冷庭誉勾唇一笑,讥讽道:“你不是要以死明志吗?既然要以死明志,又何须这么多言?”
长平公主气得面色绯红,指着冷庭誉:“你……你……”却又你了一会儿后将手指放下,冲冷庭誉道,“我不和你计较,你毕竟是你父王的孩子,也是燕地以后的未来……”
冷庭誉哈哈大笑起来。
冷仲然有些莫名心惊,忍不住上前要扶住冷庭誉,不想却被冷庭誉一把推开。
冷仲然一个趔趄,差点倒地,幸得长平公主冲上前扶了冷仲然一把。
长平公主道:“王爷,你可千万别生庭誉的气!庭誉是个孝顺的孩子,他定是一时受人蒙蔽,误以为慕容姐姐的死和妾身有关,才迁怒妾身,迁怒王爷。王爷,万万不要放在心上……万一,你气出好歹了……“
长平公主未尽之言其实是:”万一你气出好歹了,这日后可是冷庭誉管辖燕地啊。“更是意在提醒此时此刻,冷庭誉不过是世子,而冷仲然是王爷。冷庭誉此事,往私说是不孝,往大了说却是不敬王爷,甚至有取而代之之心。

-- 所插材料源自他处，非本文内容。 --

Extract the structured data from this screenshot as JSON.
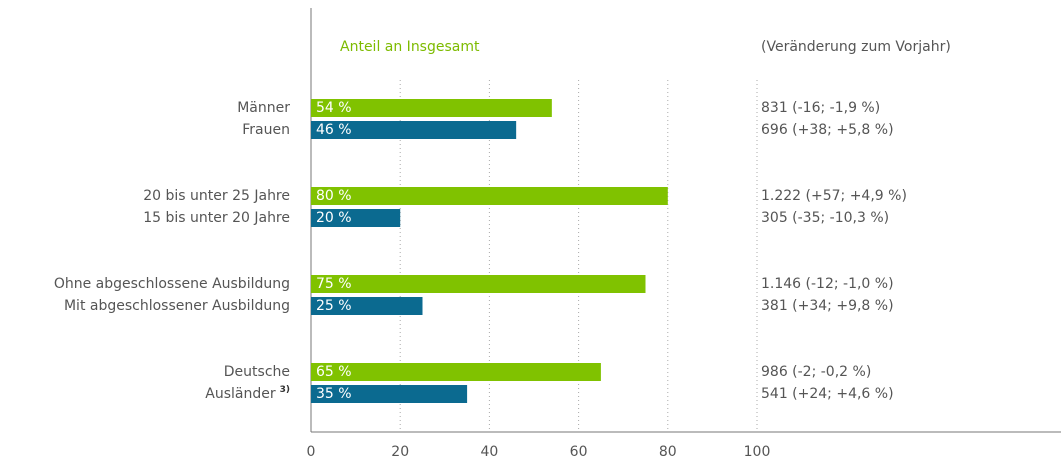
{
  "chart_data": {
    "type": "bar",
    "header": "Anteil an Insgesamt",
    "change_header": "(Veränderung zum Vorjahr)",
    "categories": [
      [
        "Männer",
        "Frauen"
      ],
      [
        "20 bis unter 25 Jahre",
        "15 bis unter 20 Jahre"
      ],
      [
        "Ohne abgeschlossene Ausbildung",
        "Mit abgeschlossener Ausbildung"
      ],
      [
        "Deutsche",
        "Ausländer"
      ]
    ],
    "footnote": "3)",
    "series": [
      {
        "color": "#80c200",
        "values": [
          54,
          80,
          75,
          65
        ],
        "value_labels": [
          "54 %",
          "80 %",
          "75 %",
          "65 %"
        ],
        "changes": [
          "831 (-16; -1,9 %)",
          "1.222 (+57; +4,9 %)",
          "1.146 (-12; -1,0 %)",
          "986 (-2; -0,2 %)"
        ]
      },
      {
        "color": "#0b6a90",
        "values": [
          46,
          20,
          25,
          35
        ],
        "value_labels": [
          "46 %",
          "20 %",
          "25 %",
          "35 %"
        ],
        "changes": [
          "696 (+38; +5,8 %)",
          "305 (-35; -10,3 %)",
          "381 (+34; +9,8 %)",
          "541 (+24; +4,6 %)"
        ]
      }
    ],
    "xlim": [
      0,
      100
    ],
    "xticks": [
      0,
      20,
      40,
      60,
      80,
      100
    ],
    "grid": true
  }
}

只可惜,这些都是长平公主自己的一腔心思,冷仲然却并无意识到冷庭誉推了他一把,有多不对,他只是感受到了冷庭誉的愤怒!
这种愤怒让冷仲然心里不安,再加上一瞥眼瞧见长平公主正握着他的手,冷仲然登时犹如被烫了一样,将长平公主忙推开。
长平公主流露出受伤的表情。
冷庭誉道:”你不是要死吗?那就快些!我想我母亲在天有灵,看着你死在她生前的卧房里,想也不会介意!“
长平公主悲愤交加,深情的看了冷仲然一眼:”王爷,来生再见!“说罢,长平公主已上前将金簪刺进脖子里。
金簪刺破皮肤,流出血来。
冷仲然冲了过去,将金簪劈手从长平公主手里夺了回来。
冷仲然看向冷庭誉:”庭誉,那丫鬟还是需要再审问一番才好定罪啊!“
冷庭誉冷哼一声!
冷仲然怀抱长平公主的手登时松了下来。
长平公主心一横,向屋子里雕花石柱处冲去……
冷仲然大叫一声:“长平,不要……”
他不喊这声还好,当下冷仲然喊了这一声后,长平公主冲向石柱的速度更快了。
冷仲然看了看冷庭誉一眼,拔脚就欲往长平公主跑去,倒是不想,他身子一动,原本藏在冷仲然怀里的贺慕容的牌位掉了下来。
“砰”的一声。
冷仲然一愣,下意识得去看,登时脸色古怪起来。
冷庭誉顺着冷仲然的目光看过去,见是母亲的牌位,微闭了闭眼,快步走了过去,将牌位一把从冷仲然手里劈手夺走:“你不用假惺惺了……我母亲不需要!“
冷仲然呆若木鸡。
冷庭誉看了一眼眼眶陡然有些泛红的冷仲然,并不觉得感动,相反有些微微犯恶心。这个他喊之为父王的男人,他记得在他幼年时,这个男人甚至吃自己的醋,抱怨母亲眼里只有儿子没有他。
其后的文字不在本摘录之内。